Ottolenghi's turkey-zucchini meatballs with yogurt sauce
adapted from Yotom Ottolenghi's Jerusalem

notes: squeezing the zucchini a bit isn't in his instructions but the second time I did so just a little and found it helped the mix adhere a little better. Also, his sauce recipe makes a lot- this is half of that and is plenty. I am crushing over a nice smoked paprika from Savory and therefore didn't source the sumac he intends. Sue me. This was plenty good. I'm sure sumac is, too. Next time...

Yogurt Sauce
115 grams/ 1/2 c Greek yogurt or combination yogurt + sour cream or creme fraiche
2 tsp fresh lemon juice
1/2 tsp fresh lemon zest
1 small garlic clove, grated or minced
 Scant 1 Tbsp olive oil
1/2 tsp smoked paprika or 1 tsp sumac
1/4 teaspoon salt 
Generous few grinds fresh ground black pepper

500 g/ 1 pound ground turkey (white or dark meat) 
1 large egg
200 g/scant 2 c zucchini, grated
3 scallions, whites, sliced thin
2 tablespoons chopped mint leaves
2 tablespoons chopped basil or cilantro leaves
2 large cloves garlic, pressed or finely minced
1 teaspoon ground cumin
1 teaspoon salt
½ teaspoon cayenne pepper
½ teaspoon fresh ground black pepper
Light olive or vegetable oil for searing

First make the sauce by combining all ingredients well in a bowl or working glass. Cover and chill until needed.
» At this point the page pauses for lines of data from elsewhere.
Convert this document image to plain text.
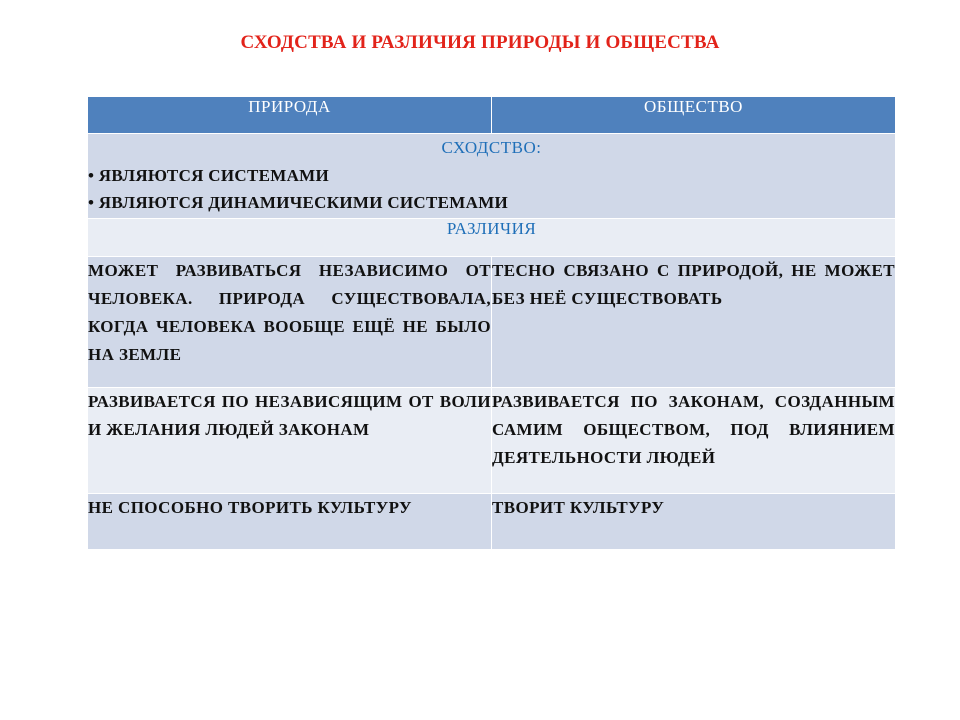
СХОДСТВА И РАЗЛИЧИЯ ПРИРОДЫ И ОБЩЕСТВА
ПРИРОДА	ОБЩЕСТВО

СХОДСТВО:
• ЯВЛЯЮТСЯ СИСТЕМАМИ
• ЯВЛЯЮТСЯ ДИНАМИЧЕСКИМИ СИСТЕМАМИ	

РАЗЛИЧИЯ	
МОЖЕТ РАЗВИВАТЬСЯ НЕЗАВИСИМО ОТ ЧЕЛОВЕКА. ПРИРОДА СУЩЕСТВОВАЛА, КОГДА ЧЕЛОВЕКА ВООБЩЕ ЕЩЁ НЕ БЫЛО НА ЗЕМЛЕ	ТЕСНО СВЯЗАНО С ПРИРОДОЙ, НЕ МОЖЕТ БЕЗ НЕЁ СУЩЕСТВОВАТЬ
РАЗВИВАЕТСЯ ПО НЕЗАВИСЯЩИМ ОТ ВОЛИ И ЖЕЛАНИЯ ЛЮДЕЙ ЗАКОНАМ	РАЗВИВАЕТСЯ ПО ЗАКОНАМ, СОЗДАННЫМ САМИМ ОБЩЕСТВОМ, ПОД ВЛИЯНИЕМ ДЕЯТЕЛЬНОСТИ ЛЮДЕЙ
НЕ СПОСОБНО ТВОРИТЬ КУЛЬТУРУ	ТВОРИТ КУЛЬТУРУ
Oven to 425.  Line a sheet pan with parchment.
Grate the zucchini on a paper towel over a cutting board. You can either measure the weight (I used a 200gram zuc) before or your shreds after. Once grated, sprinkle with just a teensy pinch salt and let sit 3 or 4 minutes while you mince the herbs and scallions. Lightly squeeze the zuch shreds in the towel a little to move a little moisture. You don't need to be aggressive though.

In a large bowl place turkey, egg, cumin, salt, cayenne and black pepper, herbs, scallions and zucchini. Mix with your hands gently until incorporated but don't overwork it. Scoop into heaped Tbsps and gently squeeze and lightly toss from hand to hand to create balls. Set on a plate or plastic wrap.
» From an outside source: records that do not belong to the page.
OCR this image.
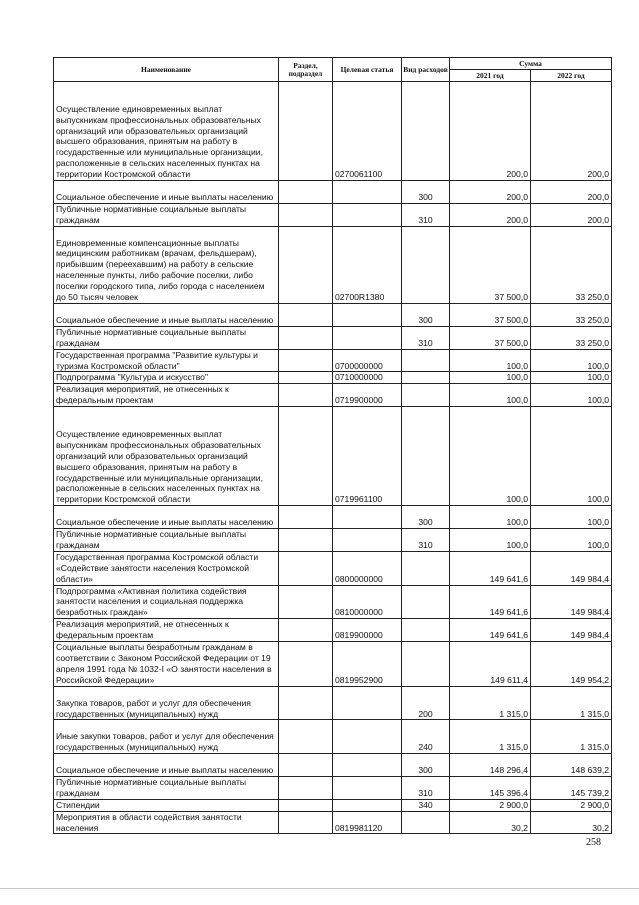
Наименование	Раздел, подраздел	Целевая статья	Вид расходов	Сумма	
				2021 год	2022 год
Осуществление единовременных выплат выпускникам профессиональных образовательных организаций или образовательных организаций высшего образования, принятым на работу в государственные или муниципальные организации, расположенные в сельских населенных пунктах на территории Костромской области		0270061100		200,0	200,0
Социальное обеспечение и иные выплаты населению			300	200,0	200,0
Публичные нормативные социальные выплаты гражданам			310	200,0	200,0
Единовременные компенсационные выплаты медицинским работникам (врачам, фельдшерам), прибывшим (переехавшим) на работу в сельские населенные пункты, либо рабочие поселки, либо поселки городского типа, либо города с населением до 50 тысяч человек		02700R1380		37 500,0	33 250,0
Социальное обеспечение и иные выплаты населению			300	37 500,0	33 250,0
Публичные нормативные социальные выплаты гражданам			310	37 500,0	33 250,0
Государственная программа "Развитие культуры и туризма Костромской области"		0700000000		100,0	100,0
Подпрограмма "Культура и искусство"		0710000000		100,0	100,0
Реализация мероприятий, не отнесенных к федеральным проектам		0719900000		100,0	100,0
Осуществление единовременных выплат выпускникам профессиональных образовательных организаций или образовательных организаций высшего образования, принятым на работу в государственные или муниципальные организации, расположенные в сельских населенных пунктах на территории Костромской области		0719961100		100,0	100,0
Социальное обеспечение и иные выплаты населению			300	100,0	100,0
Публичные нормативные социальные выплаты гражданам			310	100,0	100,0
Государственная программа Костромской области «Содействие занятости населения Костромской области»		0800000000		149 641,6	149 984,4
Подпрограмма «Активная политика содействия занятости населения и социальная поддержка безработных граждан»		0810000000		149 641,6	149 984,4
Реализация мероприятий, не отнесенных к федеральным проектам		0819900000		149 641,6	149 984,4
Социальные выплаты безработным гражданам в соответствии с Законом Российской Федерации от 19 апреля 1991 года № 1032-I «О занятости населения в Российской Федерации»		0819952900		149 611,4	149 954,2
Закупка товаров, работ и услуг для обеспечения государственных (муниципальных) нужд			200	1 315,0	1 315,0
Иные закупки товаров, работ и услуг для обеспечения государственных (муниципальных) нужд			240	1 315,0	1 315,0
Социальное обеспечение и иные выплаты населению			300	148 296,4	148 639,2
Публичные нормативные социальные выплаты гражданам			310	145 396,4	145 739,2
Стипендии			340	2 900,0	2 900,0
Мероприятия в области содействия занятости населения		0819981120		30,2	30,2
258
Heat a nice slick of oil over medium heat in a large skillet, like cast iron. Use a slotted spoon to spoon half the meatballs into the pan, just browning them gently on all sides, searing for about 4 minutes. They will cook through in the oven. Carefully transfer to the baking sheet and repeat with the remaining balls, adding extra oil to the pan, if needed. Place tray in oven for 6-8 minutes until just cooked through. You can take the temp (165) and/or cut into one to check.
Cool a few minutes and serve with sauce.